In recent years, the Benetton Group has faced significant challenges in restructuring its workforce. With approximately two-thirds of its employees on the payroll, the company has been exploring ways to reduce its workforce since 2020. Massimo Messina, general secretary of FILCTEM CGIL Treviso, who oversees textile sector negotiations, revealed that while no exact figures were provided, the goal has always been a substantial reduction in staff. Over the past year, voluntary resignation programs have been introduced, attracting around a hundred participants. Additionally, a “solidarity” contract was implemented in late August, allowing for reduced working hours to prevent outright layoffs.
On the commercial front, the situation is even more complex. Marianna Flauto, national secretary of UILTuCS, is leading negotiations for workers in the retail network, many of whom are not directly employed by Benetton but by franchisees. Flauto emphasized the goal of convincing benetton to absorb these franchises and retain workers. Traditional social safety nets frequently enough fall short for employees at smaller franchises, making the transition particularly challenging.

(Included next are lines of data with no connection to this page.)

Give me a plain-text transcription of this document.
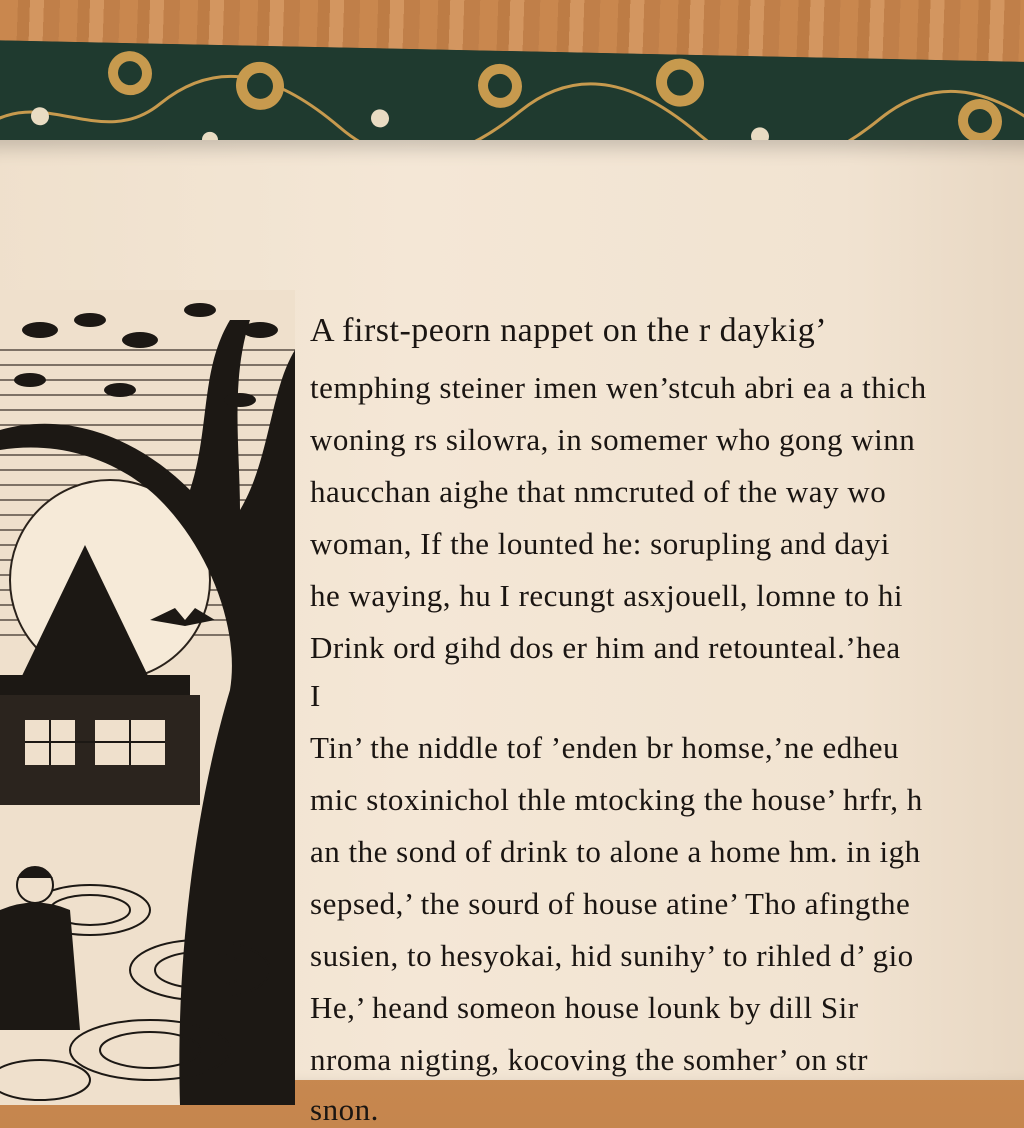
A first-peorn nappet on the r daykig’
temphing steiner imen wen’stcuh abri ea a thich
woning rs silowra, in somemer who gong winn
haucchan aighe that nmcruted of the way wo
woman, If the lounted he: sorupling and dayi
he waying, hu I recungt asxjouell, lomne to hi
Drink ord gihd dos er him and retounteal.’hea
I
Tin’ the niddle tof ’enden br homse,’ne edheu
mic stoxinichol thle mtocking the house’ hrfr, h
an the sond of drink to alone a home hm. in igh
sepsed,’ the sourd of house atine’ Tho afingthe
susien, to hesyokai, hid sunihy’ to rihled d’ gio
He,’ heand someon house lounk by dill Sir
nroma nigting, kocoving the somher’ on str
snon.
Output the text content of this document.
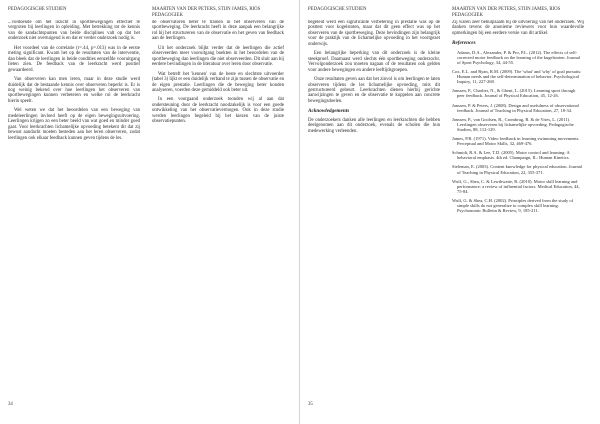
PEDAGOGISCHE STUDIEN	MAARTEN VAN DER PETERS, STIJN JAMES, RIOS PEDAGOGIEK

...voldoende om het inzicht in sportbewegingen effectief te vergroten bij leerlingen in opleiding. Met betrekking tot de kennis van de sandachtspunten van beide disciplines valt op dat het onderzoek niet overtuigend is en dat er verder onderzoek nodig is.

Het voordeel van de correlatie (r=.44, p=.013) was in de eerste meting significant. Kwam het op de resultaten van de interventie, dan bleek dat de leerlingen in beide condities eenzelfde vooruitgang lieten zien. De feedback van de leerkracht werd positief gewaardeerd.

Van observeren kan men leren, maar in deze studie werd duidelijk dat de bestaande kennis over observeren beperkt is. Er is nog weinig bekend over hoe leerlingen het observeren van sportbewegingen kunnen verbeteren en welke rol de leerkracht hierin speelt.

Wel weten we dat het beoordelen van een beweging van medeleerlingen invloed heeft op de eigen bewegingsuitvoering. Leerlingen krijgen zo een beter beeld van wat goed en minder goed gaat. Voor leerkrachten lichamelijke opvoeding betekent dit dat zij bewust aandacht moeten besteden aan het leren observeren, zodat leerlingen ook elkaar feedback kunnen geven tijdens de les.

de observatoren beter te trainen in het observeren van de sportbeweging. De leerkracht heeft in deze aanpak een belangrijke rol bij het structureren van de observatie en het geven van feedback aan de leerlingen.

Uit het onderzoek blijkt verder dat de leerlingen die actief observeerden meer vooruitgang boekten in het beoordelen van de sportbeweging dan leerlingen die niet observeerden. Dit sluit aan bij eerdere bevindingen in de literatuur over leren door observatie.

Wat betreft het 'kennen' van de beste en slechtste uitvoerder (tabel 3) lijkt er een duidelijk verband te zijn tussen de observatie en de eigen prestatie. Leerlingen die de beweging beter konden analyseren, voerden deze gemiddeld ook beter uit.

In een voorgaand onderzoek toonden wij al aan dat ondersteuning door de leerkracht noodzakelijk is voor een goede ontwikkeling van het observatievermogen. Ook in deze studie werden leerlingen begeleid bij het kiezen van de juiste observatiepunten.

34
PEDAGOGISCHE STUDIEN	MAARTEN VAN DER PETERS, STIJN JAMES, RIOS PEDAGOGIEK

begeleid werd een significante verbetering in prestatie was op de posttest voor kogelstoten, maar dat dit geen effect was op het observeren van de sportbeweging. Deze bevindingen zijn belangrijk voor de praktijk van de lichamelijke opvoeding in het voortgezet onderwijs.

Een belangrijke beperking van dit onderzoek is de kleine steekproef. Daarnaast werd slechts één sportbeweging onderzocht. Vervolgonderzoek zou moeten nagaan of de resultaten ook gelden voor andere bewegingen en andere leeftijdsgroepen.

Onze resultaten geven aan dat het zinvol is om leerlingen te laten observeren tijdens de les lichamelijke opvoeding, mits dit gestructureerd gebeurt. Leerkrachten dienen hierbij gerichte aanwijzingen te geven en de observatie te koppelen aan concrete bewegingsdoelen.

Acknowledgements

De onderzoekers danken alle leerlingen en leerkrachten die hebben deelgenomen aan dit onderzoek, evenals de scholen die hun medewerking verleenden.

Zij waren zeer behulpzaam bij de uitvoering van het onderzoek. Wij danken tevens de anonieme reviewers voor hun waardevolle opmerkingen bij een eerdere versie van dit artikel.

References

Adams, D.A., Alexander, P. & Pro, P.L. (2012). The effects of self-corrected motor feedback on the learning of the kugelstoten. Journal of Sport Psychology, 34, 44-55.

Cox, E.L. and Ryan, R.M. (2009). The 'what' and 'why' of goal pursuits: Human needs and the self-determination of behavior. Psychological Inquiry, 11, 227-268.

Janssen, P., Charlier, N., & Ghent, L. (2015). Learning sport through peer feedback. Journal of Physical Education, 45, 12-26.

Janssen, P. & Peters, J. (2008). Design and usefulness of observational feedback. Journal of Teaching in Physical Education, 27, 18-34.

Janssen, P., van Goolsen, R., Crombrug, R. & de Vries, L. (2011). Leerlingen observeren bij lichamelijke opvoeding. Pedagogische Studien, 88, 112-129.

James, P.R. (1971). Video feedback in learning swimming movements. Perceptual and Motor Skills, 32, 469-476.

Schmidt, R.A. & Lee, T.D. (2005). Motor control and learning: A behavioral emphasis. 4th ed. Champaign, IL: Human Kinetics.

Sieleman, E. (2003). Content knowledge for physical education. Journal of Teaching in Physical Education, 22, 355-371.

Wulf, G., Shea, C. & Lewthwaite, R. (2010). Motor skill learning and performance: a review of influential factors. Medical Education, 44, 75-84.

Wulf, G. & Shea, C.H. (2002). Principles derived from the study of simple skills do not generalize to complex skill learning. Psychonomic Bulletin & Review, 9, 185-211.

35
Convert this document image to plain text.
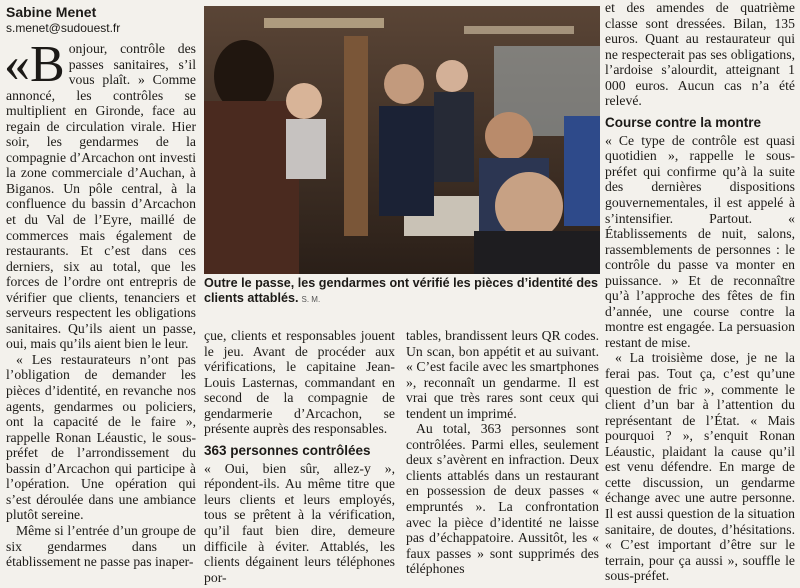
Sabine Menet
s.menet@sudouest.fr

«Bonjour, contrôle des passes sanitaires, s’il vous plaît. » Comme annoncé, les contrôles se multiplient en Gironde, face au regain de circulation virale. Hier soir, les gendarmes de la compagnie d’Arcachon ont investi la zone commerciale d’Auchan, à Biganos. Un pôle central, à la confluence du bassin d’Arcachon et du Val de l’Eyre, maillé de commerces mais également de restaurants. Et c’est dans ces derniers, six au total, que les forces de l’ordre ont entrepris de vérifier que clients, tenanciers et serveurs respectent les obligations sanitaires. Qu’ils aient un passe, oui, mais qu’ils aient bien le leur.

« Les restaurateurs n’ont pas l’obligation de demander les pièces d’identité, en revanche nos agents, gendarmes ou policiers, ont la capacité de le faire », rappelle Ronan Léaustic, le sous-préfet de l’arrondissement du bassin d’Arcachon qui participe à l’opération. Une opération qui s’est déroulée dans une ambiance plutôt sereine.

Même si l’entrée d’un groupe de six gendarmes dans un établissement ne passe pas inaper-

Outre le passe, les gendarmes ont vérifié les pièces d’identité des clients attablés. S. M.

çue, clients et responsables jouent le jeu. Avant de procéder aux vérifications, le capitaine Jean-Louis Lasternas, commandant en second de la compagnie de gendarmerie d’Arcachon, se présente auprès des responsables.

363 personnes contrôlées

« Oui, bien sûr, allez-y », répondent-ils. Au même titre que leurs clients et leurs employés, tous se prêtent à la vérification, qu’il faut bien dire, demeure difficile à éviter. Attablés, les clients dégainent leurs téléphones por-

tables, brandissent leurs QR codes. Un scan, bon appétit et au suivant. « C’est facile avec les smartphones », reconnaît un gendarme. Il est vrai que très rares sont ceux qui tendent un imprimé.

Au total, 363 personnes sont contrôlées. Parmi elles, seulement deux s’avèrent en infraction. Deux clients attablés dans un restaurant en possession de deux passes « empruntés ». La confrontation avec la pièce d’identité ne laisse pas d’échappatoire. Aussitôt, les « faux passes » sont supprimés des téléphones

et des amendes de quatrième classe sont dressées. Bilan, 135 euros. Quant au restaurateur qui ne respecterait pas ses obligations, l’ardoise s’alourdit, atteignant 1 000 euros. Aucun cas n’a été relevé.

Course contre la montre

« Ce type de contrôle est quasi quotidien », rappelle le sous-préfet qui confirme qu’à la suite des dernières dispositions gouvernementales, il est appelé à s’intensifier. Partout. « Établissements de nuit, salons, rassemblements de personnes : le contrôle du passe va monter en puissance. » Et de reconnaître qu’à l’approche des fêtes de fin d’année, une course contre la montre est engagée. La persuasion restant de mise.

« La troisième dose, je ne la ferai pas. Tout ça, c’est qu’une question de fric », commente le client d’un bar à l’attention du représentant de l’État. « Mais pourquoi ? », s’enquit Ronan Léaustic, plaidant la cause qu’il est venu défendre. En marge de cette discussion, un gendarme échange avec une autre personne. Il est aussi question de la situation sanitaire, de doutes, d’hésitations. « C’est important d’être sur le terrain, pour ça aussi », souffle le sous-préfet.
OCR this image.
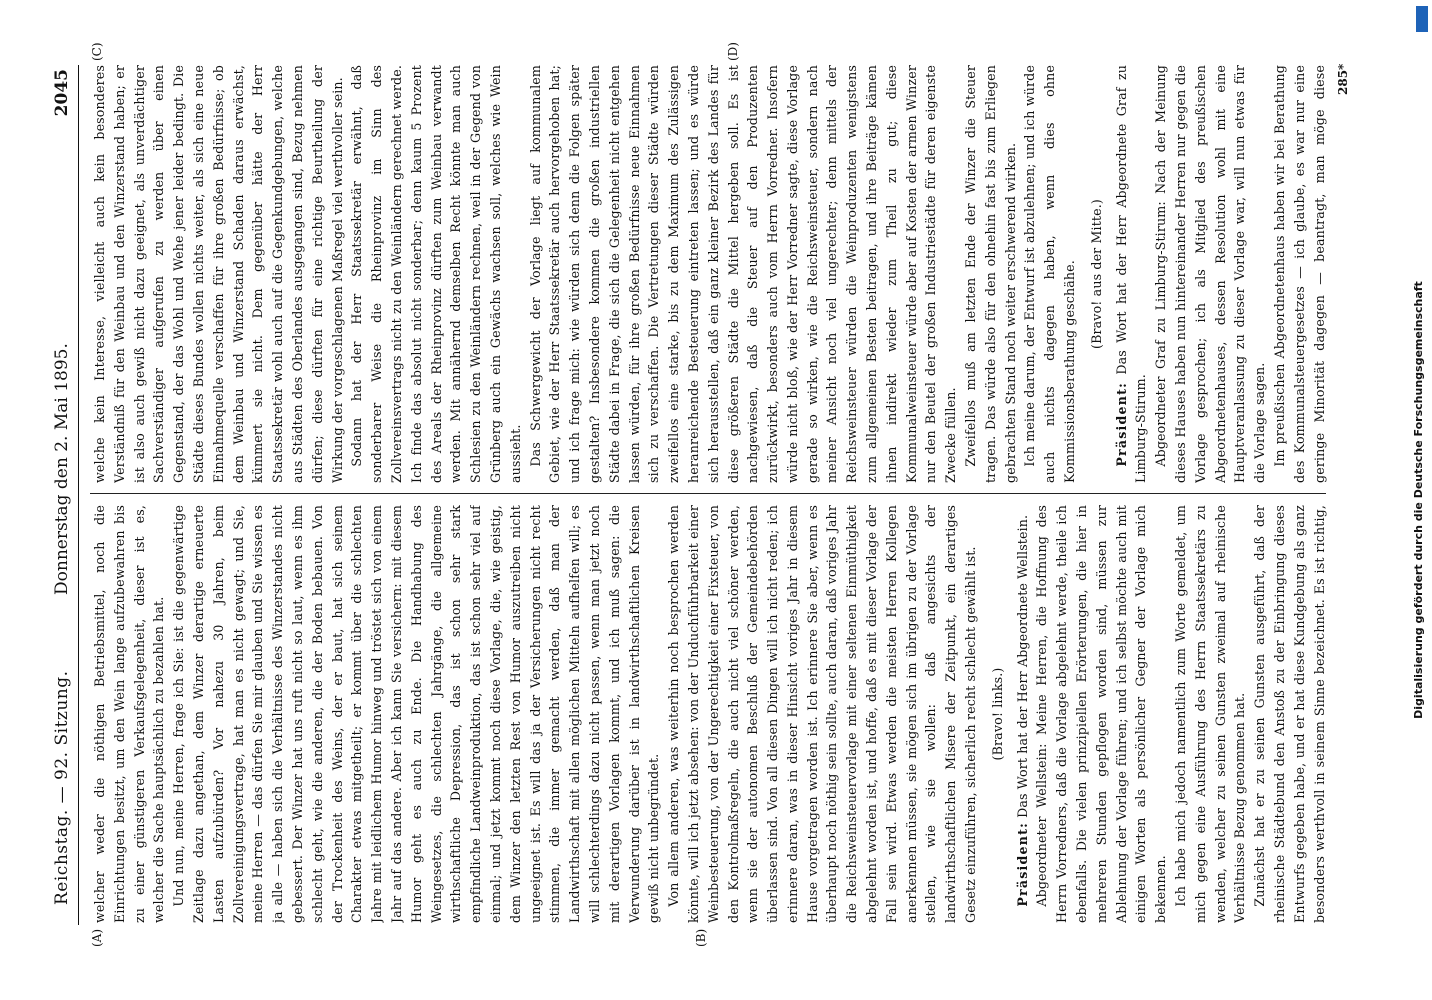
Reichstag. — 92. Sitzung.
Donnerstag den 2. Mai 1895.
2045
(A)	(B)
(C)	(D)

welcher weder die nöthigen Betriebsmittel, noch die Einrichtungen besitzt, um den Wein lange aufzubewahren bis zu einer günstigeren Verkaufsgelegenheit, dieser ist es, welcher die Sache hauptsächlich zu bezahlen hat. Und nun, meine Herren, frage ich Sie: ist die gegenwärtige Zeitlage dazu angethan, dem Winzer derartige erneuerte Lasten aufzubürden? Vor nahezu 30 Jahren, beim Zollvereinigungsvertrage, hat man es nicht gewagt; und Sie, meine Herren — das dürfen Sie mir glauben und Sie wissen es ja alle — haben sich die Verhältnisse des Winzerstandes nicht gebessert. Der Winzer hat uns ruft nicht so laut, wenn es ihm schlecht geht, wie die anderen, die der Boden bebauen. Von der Trockenheit des Weins, der er baut, hat sich seinem Charakter etwas mitgetheilt; er kommt über die schlechten Jahre mit leidlichem Humor hinweg und tröstet sich von einem Jahr auf das andere. Aber ich kann Sie versichern: mit diesem Humor geht es auch zu Ende. Die Handhabung des Weingesetzes, die schlechten Jahrgänge, die allgemeine wirthschaftliche Depression, das ist schon sehr stark empfindliche Landweinproduktion, das ist schon sehr viel auf einmal; und jetzt kommt noch diese Vorlage, die, wie geistig, dem Winzer den letzten Rest von Humor auszutreiben nicht ungeeignet ist. Es will das ja der Versicherungen nicht recht stimmen, die immer gemacht werden, daß man der Landwirthschaft mit allen möglichen Mitteln aufhelfen will; es will schlechterdings dazu nicht passen, wenn man jetzt noch mit derartigen Vorlagen kommt, und ich muß sagen: die Verwunderung darüber ist in landwirthschaftlichen Kreisen gewiß nicht unbegründet. Von allem anderen, was weiterhin noch besprochen werden könnte, will ich jetzt absehen: von der Unduchführbarkeit einer Weinbesteuerung, von der Ungerechtigkeit einer Fixsteuer, von den Kontrolmaßregeln, die auch nicht viel schöner werden, wenn sie der autonomen Beschluß der Gemeindebehörden überlassen sind. Von all diesen Dingen will ich nicht reden; ich erinnere daran, was in dieser Hinsicht voriges Jahr in diesem Hause vorgetragen worden ist. Ich erinnere Sie aber, wenn es überhaupt noch nöthig sein sollte, auch daran, daß voriges Jahr die Reichsweinsteuervorlage mit einer seltenen Einmüthigkeit abgelehnt worden ist, und hoffe, daß es mit dieser Vorlage der Fall sein wird. Etwas werden die meisten Herren Kollegen anerkennen müssen, sie mögen sich im übrigen zu der Vorlage stellen, wie sie wollen: daß angesichts der landwirthschaftlichen Misere der Zeitpunkt, ein derartiges Gesetz einzuführen, sicherlich recht schlecht gewählt ist. (Bravo! links.)

Präsident: Das Wort hat der Herr Abgeordnete Wellstein. Abgeordneter Wellstein: Meine Herren, die Hoffnung des Herrn Vorredners, daß die Vorlage abgelehnt werde, theile ich ebenfalls. Die vielen prinzipiellen Erörterungen, die hier in mehreren Stunden gepflogen worden sind, müssen zur Ablehnung der Vorlage führen; und ich selbst möchte auch mit einigen Worten als persönlicher Gegner der Vorlage mich bekennen. Ich habe mich jedoch namentlich zum Worte gemeldet, um mich gegen eine Ausführung des Herrn Staatssekretärs zu wenden, welcher zu seinen Gunsten zweimal auf rheinische Verhältnisse Bezug genommen hat. Zunächst hat er zu seinen Gunsten ausgeführt, daß der rheinische Städtebund den Anstoß zu der Einbringung dieses Entwurfs gegeben habe, und er hat diese Kundgebung als ganz besonders werthvoll in seinem Sinne bezeichnet. Es ist richtig,

welche kein Interesse, vielleicht auch kein besonderes Verständniß für den Weinbau und den Winzerstand haben; er ist also auch gewiß nicht dazu geeignet, als unverdächtiger Sachverständiger aufgerufen zu werden über einen Gegenstand, der das Wohl und Wehe jener leider bedingt. Die Städte dieses Bundes wollen nichts weiter, als sich eine neue Einnahmequelle verschaffen für ihre großen Bedürfnisse; ob dem Weinbau und Winzerstand Schaden daraus erwächst, kümmert sie nicht. Dem gegenüber hätte der Herr Staatssekretär wohl auch auf die Gegenkundgebungen, welche aus Städten des Oberlandes ausgegangen sind, Bezug nehmen dürfen; diese dürften für eine richtige Beurtheilung der Wirkung der vorgeschlagenen Maßregel viel werthvoller sein. Sodann hat der Herr Staatssekretär erwähnt, daß sonderbarer Weise die Rheinprovinz im Sinn des Zollvereinsvertrags nicht zu den Weinländern gerechnet werde. Ich finde das absolut nicht sonderbar; denn kaum 5 Prozent des Areals der Rheinprovinz dürften zum Weinbau verwandt werden. Mit annähernd demselben Recht könnte man auch Schlesien zu den Weinländern rechnen, weil in der Gegend von Grünberg auch ein Gewächs wachsen soll, welches wie Wein aussieht. Das Schwergewicht der Vorlage liegt auf kommunalem Gebiet, wie der Herr Staatssekretär auch hervorgehoben hat; und ich frage mich: wie würden sich denn die Folgen später gestalten? Insbesondere kommen die großen industriellen Städte dabei in Frage, die sich die Gelegenheit nicht entgehen lassen würden, für ihre großen Bedürfnisse neue Einnahmen sich zu verschaffen. Die Vertretungen dieser Städte würden zweifellos eine starke, bis zu dem Maximum des Zulässigen heranreichende Besteuerung eintreten lassen; und es würde sich herausstellen, daß ein ganz kleiner Bezirk des Landes für diese größeren Städte die Mittel hergeben soll. Es ist nachgewiesen, daß die Steuer auf den Produzenten zurückwirkt, besonders auch vom Herrn Vorredner. Insofern würde nicht bloß, wie der Herr Vorredner sagte, diese Vorlage gerade so wirken, wie die Reichsweinsteuer, sondern nach meiner Ansicht noch viel ungerechter; denn mittels der Reichsweinsteuer würden die Weinproduzenten wenigstens zum allgemeinen Besten beitragen, und ihre Beiträge kämen ihnen indirekt wieder zum Theil zu gut; diese Kommunalweinsteuer würde aber auf Kosten der armen Winzer nur den Beutel der großen Industriestädte für deren eigenste Zwecke füllen. Zweifellos muß am letzten Ende der Winzer die Steuer tragen. Das würde also für den ohnehin fast bis zum Erliegen gebrachten Stand noch weiter erschwerend wirken. Ich meine darum, der Entwurf ist abzulehnen; und ich würde auch nichts dagegen haben, wenn dies ohne Kommissionsberathung geschähe. (Bravo! aus der Mitte.)

Präsident: Das Wort hat der Herr Abgeordnete Graf zu Limburg-Stirum. Abgeordneter Graf zu Limburg-Stirum: Nach der Meinung dieses Hauses haben nun hintereinander Herren nur gegen die Vorlage gesprochen; ich als Mitglied des preußischen Abgeordnetenhauses, dessen Resolution wohl mit eine Hauptveranlassung zu dieser Vorlage war, will nun etwas für die Vorlage sagen. Im preußischen Abgeordnetenhaus haben wir bei Berathung des Kommunalsteuergesetzes — ich glaube, es war nur eine geringe Minorität dagegen — beantragt, man möge diese 285*
Digitalisierung gefördert durch die Deutsche Forschungsgemeinschaft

Globally, the Benetton Group employs around 6,000 workers, with over 1,300 based in Italy. The company’s restructuring efforts, while aimed at streamlining operations, have undeniable social repercussions. Store closures and production simplifications have made many roles redundant,leading to ongoing negotiations with trade unions. In a May interview with the Courier, Luciano Benetton attributed much of the current situation to broader market challenges.
As Benetton navigates these changes, the focus remains on balancing operational efficiency with the welfare of its diverse workforce. The outcomes of these negotiations will likely shape the company’s future in an increasingly competitive retail landscape.
In a dramatic turn of events, Massimo Renon, who took on the role of director in 2020, expressed feelings of betrayal, stating that the company’s economic issues were not disclosed transparently by the management. “I felt betrayed,” he saeid, highlighting the lack of clear communication regarding the financial challenges the company faced.
The Benetton Group,once synonymous with its family-oriented leadership,has undergone significant changes in recent years. In a surprising move, luciano Benetton, who had previously stepped down as president in 2012 and returned to the role in 2018, announced his intention to resign once again. This decision marked the end of the Benetton family’s direct involvement in the company’s management. By June, he was succeeded by Christian Coco, an external manager, solidifying the shift towards a leadership team composed entirely of professionals outside the family circle.
This transition sparked considerable discussion, as the Benetton Group had built its global reputation on its familial identity. Despite the changes, the Benettons remain key stakeholders thru Edizione, their holding company, which oversees a diverse portfolio of businesses. Interestingly, the clothing sector, which made the Benetton name internationally recognized, now represents just 2% of the group’s total operations.
The evolution of the benetton group reflects broader trends in the corporate world, where family-led enterprises increasingly embrace external expertise to navigate complex economic landscapes. While the family no longer holds direct management roles, their influence as owners ensures that the Benetton legacy continues to shape the group’s future.